In der Ukraine wird Downshifting immer beliebter, da viele Menschen die Erschöpfung durch das ständige Streben nach Karriere und Geld spüren. Stattdessen möchten sie mehr Zeit mit ihren Lieben verbringen, die Natur genießen oder das tun, was ihnen wirklich gefällt. Zum Beispiel könnte jemand von einer großen Stadt in ein Dorf ziehen, anfangen, Gemüse anzubauen und einen ruhigeren Lebensstil führen.
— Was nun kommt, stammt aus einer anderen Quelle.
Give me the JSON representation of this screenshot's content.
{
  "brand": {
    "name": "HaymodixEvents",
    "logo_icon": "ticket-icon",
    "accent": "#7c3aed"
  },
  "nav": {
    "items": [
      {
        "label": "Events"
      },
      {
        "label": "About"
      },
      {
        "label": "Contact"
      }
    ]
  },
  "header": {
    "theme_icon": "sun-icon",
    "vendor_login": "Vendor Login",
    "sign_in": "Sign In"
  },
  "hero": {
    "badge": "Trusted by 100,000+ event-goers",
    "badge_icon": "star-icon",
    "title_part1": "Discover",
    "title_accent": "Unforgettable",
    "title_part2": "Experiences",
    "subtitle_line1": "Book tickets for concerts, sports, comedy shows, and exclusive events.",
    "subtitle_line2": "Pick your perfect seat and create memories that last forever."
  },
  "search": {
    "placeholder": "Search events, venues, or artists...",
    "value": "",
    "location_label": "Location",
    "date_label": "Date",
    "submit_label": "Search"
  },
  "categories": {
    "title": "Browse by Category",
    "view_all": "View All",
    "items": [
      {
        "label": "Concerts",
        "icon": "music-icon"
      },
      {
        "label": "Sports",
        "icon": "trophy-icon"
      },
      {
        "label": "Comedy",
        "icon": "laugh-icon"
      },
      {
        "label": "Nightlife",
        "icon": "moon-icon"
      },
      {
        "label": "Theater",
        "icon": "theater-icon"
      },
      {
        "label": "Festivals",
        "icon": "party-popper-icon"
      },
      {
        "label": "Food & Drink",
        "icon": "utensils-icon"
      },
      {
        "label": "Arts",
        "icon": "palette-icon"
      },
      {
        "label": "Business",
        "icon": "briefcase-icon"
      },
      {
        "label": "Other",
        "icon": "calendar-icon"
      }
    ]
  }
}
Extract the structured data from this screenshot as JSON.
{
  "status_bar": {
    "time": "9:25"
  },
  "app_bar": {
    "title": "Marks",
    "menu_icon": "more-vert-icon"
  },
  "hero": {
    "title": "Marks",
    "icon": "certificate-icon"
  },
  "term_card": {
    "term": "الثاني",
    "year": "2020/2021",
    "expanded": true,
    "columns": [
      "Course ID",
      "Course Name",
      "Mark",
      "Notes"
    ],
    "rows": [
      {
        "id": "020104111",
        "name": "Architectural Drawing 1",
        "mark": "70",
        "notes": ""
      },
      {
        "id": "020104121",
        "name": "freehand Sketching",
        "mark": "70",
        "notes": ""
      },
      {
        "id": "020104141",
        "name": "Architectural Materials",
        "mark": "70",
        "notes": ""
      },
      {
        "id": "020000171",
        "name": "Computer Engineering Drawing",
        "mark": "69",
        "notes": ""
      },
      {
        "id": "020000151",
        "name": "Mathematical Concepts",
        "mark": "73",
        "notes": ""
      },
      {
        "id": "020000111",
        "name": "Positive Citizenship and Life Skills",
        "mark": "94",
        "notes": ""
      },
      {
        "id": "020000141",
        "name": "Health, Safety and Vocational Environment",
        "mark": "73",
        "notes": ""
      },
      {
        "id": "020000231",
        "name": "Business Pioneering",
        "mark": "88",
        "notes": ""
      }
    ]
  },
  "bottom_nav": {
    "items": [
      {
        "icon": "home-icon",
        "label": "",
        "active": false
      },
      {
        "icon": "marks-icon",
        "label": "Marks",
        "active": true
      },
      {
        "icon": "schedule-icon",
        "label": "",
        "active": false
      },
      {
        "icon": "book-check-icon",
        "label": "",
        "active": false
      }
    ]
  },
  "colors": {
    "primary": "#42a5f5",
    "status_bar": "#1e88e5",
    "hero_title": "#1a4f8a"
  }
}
So ist Downshifting nicht nur die Ablehnung von Materiellem, sondern auch die Suche nach innerer Harmonie und die Möglichkeit, so zu leben, wie man möchte, und nicht so, wie es die Gesellschaft verlangt. Es ist eine Art Herausforderung an die moderne Jagd nach Erfolg, die es ermöglicht, seinen eigenen Lebensrhythmus zu finden.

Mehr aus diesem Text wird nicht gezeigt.